Cardinality, The Well Ordering Principle

The Well Ordering Principle

Does every set have a well defined size? Can every set be mapped onto a cardinal? Can the elements of every set be well ordered? The "well ordering principle" says yes, but it really depends on the axiom of choice. In fact the well ordering principle and the axiom of choice are equivalent. Either implies the other.

First assume the well ordering principle holds, hence every set can be well ordered. We want to prove the axiom of choice.

Consider an indexed collection of sets Ax for every x in S. (Here S is the indexing set.) Assume each Ax is nonempty. Let U be the union over Ax and let P be the product set. Let w be any well ordering on U, which exists by the well ordering principle. Write a formula that pairs each x with the least element in Ax, according to w. Turn this formula into a set by comprehension, and realize that this set belongs to P. Thus P is nonempty, and the axiom of choice is true.

Conversely, assume the axiom of choice and let S be a set that cannot be well ordered. Let W be the set of subsets of S that can be well ordered. Verify that W is indeed a set, an application of the formula "can be well ordered" applied to the power set of S. Note that S ∉ W, since S cannot be well ordered.

Let f be any function from W into S. In other words, the well ordered subsets of S are mapped back into S. We wish to show there is some subset q ∈ W such that f(q) ∈ q.

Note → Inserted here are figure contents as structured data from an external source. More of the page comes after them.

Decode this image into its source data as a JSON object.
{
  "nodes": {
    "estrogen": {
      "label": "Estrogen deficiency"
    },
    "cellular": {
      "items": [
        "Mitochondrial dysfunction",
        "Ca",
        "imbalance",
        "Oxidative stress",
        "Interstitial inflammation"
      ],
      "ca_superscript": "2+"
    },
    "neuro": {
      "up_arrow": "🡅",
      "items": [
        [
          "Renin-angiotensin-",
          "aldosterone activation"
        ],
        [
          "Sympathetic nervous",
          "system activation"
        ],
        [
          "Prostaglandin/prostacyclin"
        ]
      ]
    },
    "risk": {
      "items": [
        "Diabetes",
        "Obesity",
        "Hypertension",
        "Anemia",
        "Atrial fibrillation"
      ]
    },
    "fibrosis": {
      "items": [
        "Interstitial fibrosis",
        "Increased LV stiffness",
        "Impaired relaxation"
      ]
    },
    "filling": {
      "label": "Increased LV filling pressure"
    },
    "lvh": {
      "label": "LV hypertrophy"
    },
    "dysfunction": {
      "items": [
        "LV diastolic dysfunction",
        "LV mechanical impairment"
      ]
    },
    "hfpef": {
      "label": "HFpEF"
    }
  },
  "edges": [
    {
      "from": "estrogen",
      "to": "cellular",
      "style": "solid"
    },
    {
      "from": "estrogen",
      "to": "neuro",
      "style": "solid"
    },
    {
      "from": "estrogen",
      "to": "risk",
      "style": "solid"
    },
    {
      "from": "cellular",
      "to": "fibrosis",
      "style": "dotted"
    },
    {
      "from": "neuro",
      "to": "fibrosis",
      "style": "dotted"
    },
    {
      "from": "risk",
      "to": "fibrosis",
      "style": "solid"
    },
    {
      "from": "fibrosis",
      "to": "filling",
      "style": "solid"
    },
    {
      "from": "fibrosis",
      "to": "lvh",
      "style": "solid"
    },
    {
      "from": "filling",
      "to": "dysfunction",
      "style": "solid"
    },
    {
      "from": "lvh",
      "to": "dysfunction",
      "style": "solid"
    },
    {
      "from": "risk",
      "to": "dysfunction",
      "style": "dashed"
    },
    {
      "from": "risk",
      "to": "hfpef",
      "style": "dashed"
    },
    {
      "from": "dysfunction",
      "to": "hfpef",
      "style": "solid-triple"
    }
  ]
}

If S is the integers, such a function f might start out looking like this. Each subset maps to a point not in the subset, for a while, but eventually this must fail.

(2,5,7) → 13
(5,6,9,23) → 4
(6) → 19
(even numbers) → 17
(prime numbers) → 77
…
q = (4,37,93,105,433,629,1383,…) → 93

Let f be any function as described above. Let S0 = f(∅). Let S1 = f(S0), S2 = f({S0,S1}), S3 = f({S0,S1,S2}), and so on. We are defining a new function e(ordinals) recursively. At each step the value of e() is determined by the value of f on a well ordered subset of S. At some point e is applied to an ordinal that will not fit into S, hence e is not a 1-1 function. Let b be the least ordinal such that e(b) = e(c) for some c < b. Let q be the set of points S0 S1 S2 .. up to but not including Sb. Now f(q) = Sc, which is contained in q. We have produced a subset q such that f(q) belongs to q.

Let P be the direct product of the power set of S, without the empty set and without S itself. Imagine selecting an element from each subset. In other words, a choice function maps each subset to an element in that subset. Let c() be such a function. We know c() exists, thanks to the axiom of choice.

Build a new function f(), on the subsets of S, such that f(x) is c applied to the complement of x. Now f maps every subset to an element outside of that subset. Bring in an ordered pair that maps the empty set to something in S. Now the domain of f is all the proper subsets of S, and f never maps a subset to any element of that subset. Our previous collection W, well ordered subsets of S, does not include S, and is part of the domain of f. Yet we showed that such a function cannot exist. There will always be some f(q) ∈ q. Therefore S can be well ordered.

The axiom of choice is equivalent to the well ordering principle, which asserts a well ordering on every set. Either implies the other.

Given the well ordering principle, every set is represented by a cardinal. Any two sets can be compared, and the "sizes" of sets are linearly ordered. In fact they are well ordered, according to the cardinals.

As a corollary, a function from S onto T implies |S| ≥ |T|. Take the inverse of f, selecting the least element in each preimage, and build a 1-1 map from T into S.

If separate functions map S onto T, and T onto S, then two injections embed T in S, and S in T. Use the Schroder Bernstein theorem to produce a bijection between S and T, hence they have the same cardinality. But again, this is only valid if the axiom of choice holds.